Jan 31st, 2009 by Vitor Magalhaes

Esta semana o Google tornou o GMail acessível em modo Offline, permitindo que possa funcionar independentemente de existir ou não uma ligação à Internet.
Para mim, que centralizo no GMail o meu mail, Twitter, Friendfeed, Google Docs, Calendar e que o uso como “homepage” do browser, isto são muito boas notícias.
Claro que o Outlook, Thunderbird, iMail ou qualquer outro cliente de email o permite fazer mas há duas grandes diferenças:
- O GMail é na minha opinião (e de muitos outros), um cliente de email quase perfeito! Com o funcionamento offline, deixo de precisar de outros clientes;
- Com GMail não tenho que instalar software. Basta-me um browser e acedo de forma centralizada ao meu email de qualquer parte: do meu PC, de qualquer PC, iPhone, netbook, etc..
Depois de já ter disponibilizado modos Offline no Google Reader, Google Docs e GMail, fica a faltar o Google Calendar para completar um pacote sério de aplicações que atacam o modelo actual de Desktop. Na verdade, não atacam… apenas antecipam o futuro.
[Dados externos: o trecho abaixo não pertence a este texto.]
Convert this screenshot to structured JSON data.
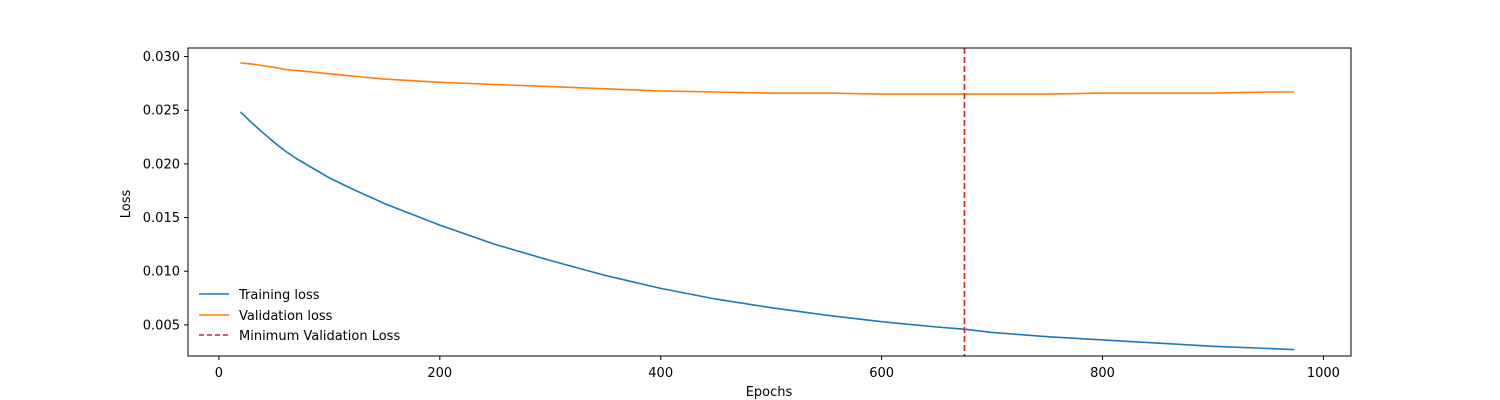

Para perceberem melhor, nada como a explicação dos próprios:
P.S.: E eu… também gostava do Chrome para Mac!



Então aí temos a web a (quase) libertar-se do browser. Continuo a ser (moralmente) adepto de aplicações desktop nativas mas é um bom passo.
Curiosidade: o que é ser (moralmente) adepto de aplicações desktop nativas?
Se o Google Calendar também ficar com a funcionalidade offline do Gears então é que quase não preciso de ligação à internet… quase.
Mas a verdade é que as aplicações do Google estão cada vez melhores e, pelo menos, para mim substituem por completo qualquer aplicação de desktop.
Há algum tempo atrás o Google Calendar chegou a mostrar o ícone de sincronização offline. Depois retiraram (algum bug?). Deve estar quase, quase…
Para mim, as aplicações do Google ainda não substituem completamente as aplicações de Desktop, mas já estive muito mais longe. No Google Docs, uso as apresentações apenas para partilha (a edição é lenta). O editor de texto ainda é limitado.
Mas apesar de disto, a “nuvem” começa a estar cada vez mais próxima.